1. nodeSelector is supported in ACNP both in ingress/egress rules and in appliedTo. However, the appliedTo case is a gated feature: when an ACNP has nodeSelector in appliedTo, it becomes a NodeNetworkPolicy. Currently this feature is in alpha and not enabled by default. So we need to determine how to deal with nodeSelector CG reference as appliedTo in ACNP: one idea is to check for feature flag enablement in an ACNP webhook if a nodeSelector CG is used in the appliedTo of an ACNP. This however introduces strong dependency of resources: we currently do not validate whether a CG exists at the time when it is referenced in an ACNP being created. I don’t feel this feature should break this… Another idea would be allow this combination to be applied in the cluster in the first place, then when Antrea controller process the ACNP, it marks the policy unrealizable in its status. @antoninbas @tnqn what do you guys think?
2. Also just to confirm that the ask is only to add the nodeSelector in cluster-scope resources, and not namespaced ‘Group’ and ‘ANNP’ references, since it would not make sense for creating a namespaced nodeSelector.
3. Antrea provides the ClusterGroupMember and IPGroupAssociation APIs for ClusterGroups. Should we extend these to support nodeSelector case? I.e. display Node info in ClusterGroupMember queries, and be able to reverse look up CGs by node IP

[antoninbas]

Even today, the NodeNetworkPolicy FeatureGate only exists for the Agent. So a nodeSelector in the appliedTo field is always processed the same way in the Controller: the selector is resolved to a list of Nodes and each Node in the list will get the policy.
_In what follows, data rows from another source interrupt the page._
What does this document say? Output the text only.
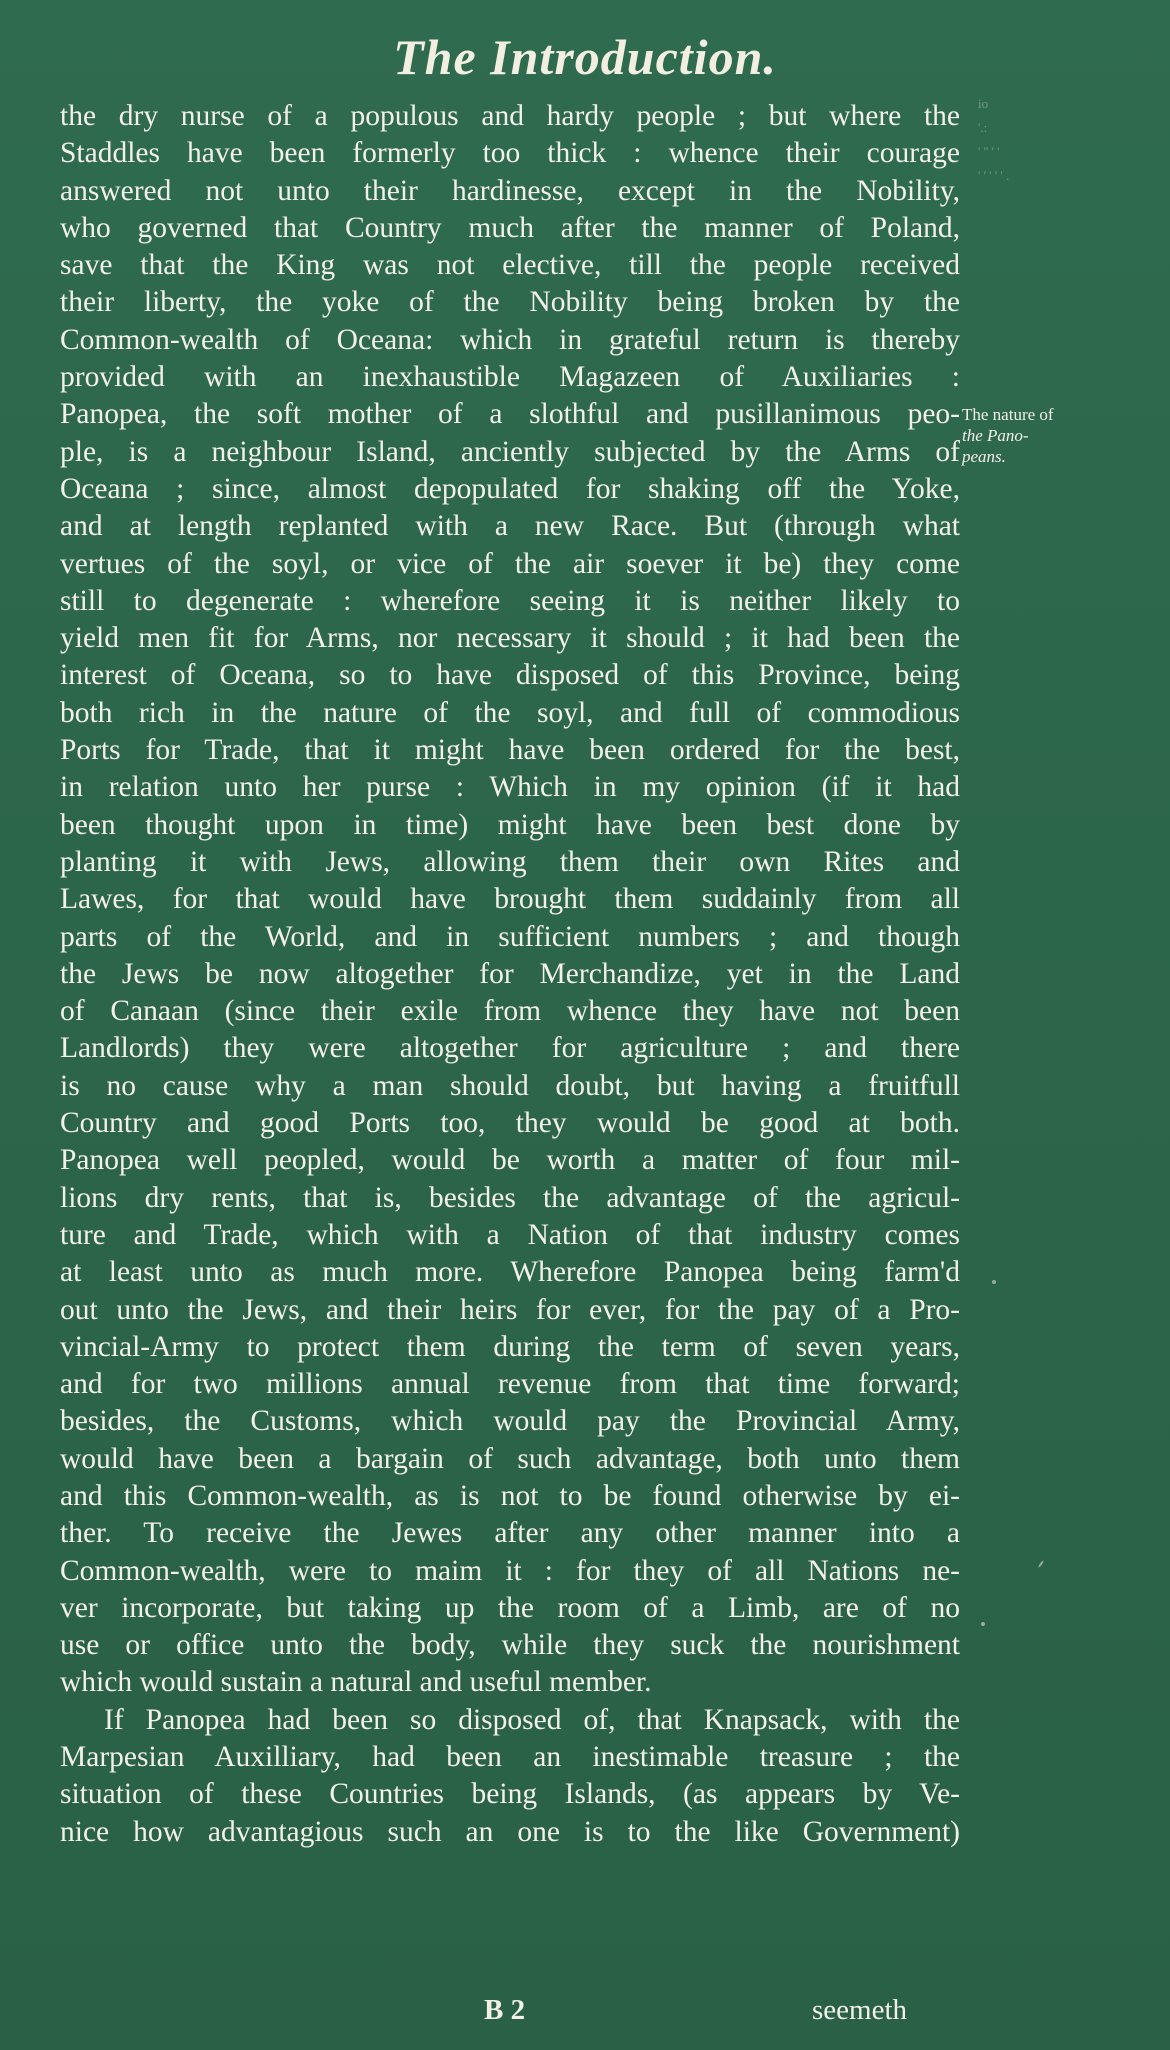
The Introduction.
io
'.:
' '' ' '
' ' ' ' ' .
the dry nurse of a populous and hardy people ; but where the
Staddles have been formerly too thick : whence their courage
answered not unto their hardinesse, except in the Nobility,
who governed that Country much after the manner of Poland,
save that the King was not elective, till the people received
their liberty, the yoke of the Nobility being broken by the
Common-wealth of Oceana: which in grateful return is thereby
provided with an inexhaustible Magazeen of Auxiliaries :
Panopea, the soft mother of a slothful and pusillanimous peo-
ple, is a neighbour Island, anciently subjected by the Arms of
Oceana ; since, almost depopulated for shaking off the Yoke,
and at length replanted with a new Race. But (through what
vertues of the soyl, or vice of the air soever it be) they come
still to degenerate : wherefore seeing it is neither likely to
yield men fit for Arms, nor necessary it should ; it had been the
interest of Oceana, so to have disposed of this Province, being
both rich in the nature of the soyl, and full of commodious
Ports for Trade, that it might have been ordered for the best,
in relation unto her purse : Which in my opinion (if it had
been thought upon in time) might have been best done by
planting it with Jews, allowing them their own Rites and
Lawes, for that would have brought them suddainly from all
parts of the World, and in sufficient numbers ; and though
the Jews be now altogether for Merchandize, yet in the Land
of Canaan (since their exile from whence they have not been
Landlords) they were altogether for agriculture ; and there
is no cause why a man should doubt, but having a fruitfull
Country and good Ports too, they would be good at both.
Panopea well peopled, would be worth a matter of four mil-
lions dry rents, that is, besides the advantage of the agricul-
ture and Trade, which with a Nation of that industry comes
at least unto as much more. Wherefore Panopea being farm'd
out unto the Jews, and their heirs for ever, for the pay of a Pro-
vincial-Army to protect them during the term of seven years,
and for two millions annual revenue from that time forward;
besides, the Customs, which would pay the Provincial Army,
would have been a bargain of such advantage, both unto them
and this Common-wealth, as is not to be found otherwise by ei-
ther. To receive the Jewes after any other manner into a
Common-wealth, were to maim it : for they of all Nations ne-
ver incorporate, but taking up the room of a Limb, are of no
use or office unto the body, while they suck the nourishment
which would sustain a natural and useful member.
If Panopea had been so disposed of, that Knapsack, with the
Marpesian Auxilliary, had been an inestimable treasure ; the
situation of these Countries being Islands, (as appears by Ve-
nice how advantagious such an one is to the like Government)
The nature of
the Pano-
peans.
B 2	seemeth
@Dyanngg do you want to limit the nodeSelector field to ClusterGroups used as peers (and not allow such a ClusterGroup to be used in an appliedTo)? This is what we do for groups with IPBlocks today. I think this is the use case we are trying to address here. It would greatly simplify the implementation IMO. Otherwise, if we want to allow such groups for appliedTo, we have to have some restrictions, or things can get pretty complicated if a group can have children, with one child selecting Nodes and one child selecting Pods...

[petertran-avgo]

AFter my chat with Yang, I'm going to proceed with these assumptions:

• Like with CNP's appliedTo nodeSelectors, if there is a cluster group with mixed node/pod selector children, the policy will be ignored
• For now, I will not implement supporting a cluster group with nodeSelectors in appliedTo and only in Ingress and Egress rules
  • Verify if node network policy is enabled, check if using a clustergroup with nodeselector in appliedto is already working

Just double check with @antoninbas - do you agree we should start with not supporting a ClusterGroup with mixed node and pod selector group children?

[antoninbas]

do you agree we should start with not supporting a ClusterGroup with mixed node and pod selector group children?
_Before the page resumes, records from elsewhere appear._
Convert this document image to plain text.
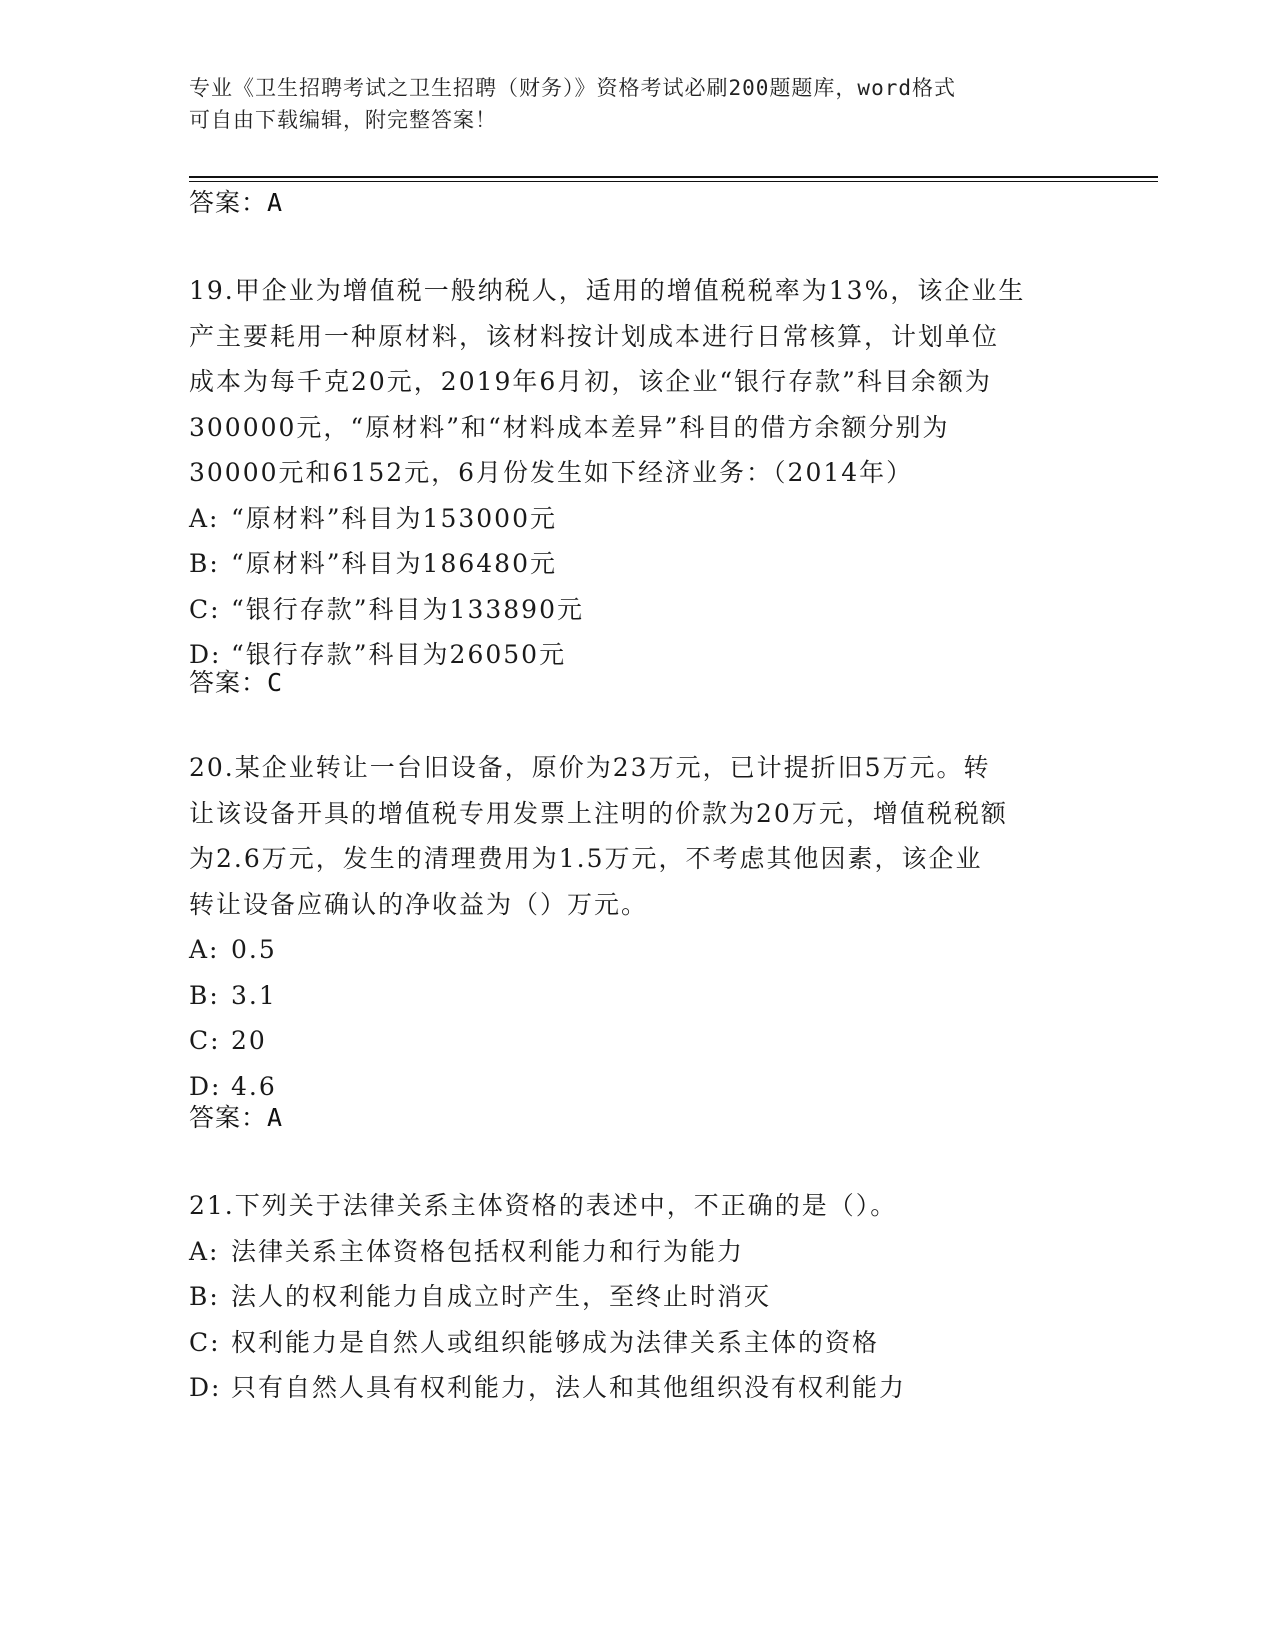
专业《卫生招聘考试之卫生招聘（财务）》资格考试必刷200题题库，word格式
可自由下载编辑，附完整答案！
答案：A
19.甲企业为增值税一般纳税人，适用的增值税税率为13%，该企业生
产主要耗用一种原材料，该材料按计划成本进行日常核算，计划单位
成本为每千克20元，2019年6月初，该企业“银行存款”科目余额为
300000元，“原材料”和“材料成本差异”科目的借方余额分别为
30000元和6152元，6月份发生如下经济业务：（2014年）
A: “原材料”科目为153000元
B: “原材料”科目为186480元
C: “银行存款”科目为133890元
D: “银行存款”科目为26050元
答案：C
20.某企业转让一台旧设备，原价为23万元，已计提折旧5万元。转
让该设备开具的增值税专用发票上注明的价款为20万元，增值税税额
为2.6万元，发生的清理费用为1.5万元，不考虑其他因素，该企业
转让设备应确认的净收益为（）万元。
A: 0.5
B: 3.1
C: 20
D: 4.6
答案：A
21.下列关于法律关系主体资格的表述中，不正确的是（）。
A: 法律关系主体资格包括权利能力和行为能力
B: 法人的权利能力自成立时产生，至终止时消灭
C: 权利能力是自然人或组织能够成为法律关系主体的资格
D: 只有自然人具有权利能力，法人和其他组织没有权利能力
I don't think there is a need for such a restriction as long as a group (with or without children) that selects Nodes cannot be used in an appliedTo.

[petertran-avgo]

do you agree we should start with not supporting a ClusterGroup with mixed node and pod selector group children?

I don't think there is a need for such a restriction as long as a group (with or without children) that selects Nodes cannot be used in an appliedTo.

Seems like a mixed clustergroup for ingress/egress is not going to be a problem? is that right?

[Dyanngg]

Had a chat with @antoninbas and we think that's it's probably easier to just implement nodeSelector support in appliedTo groups.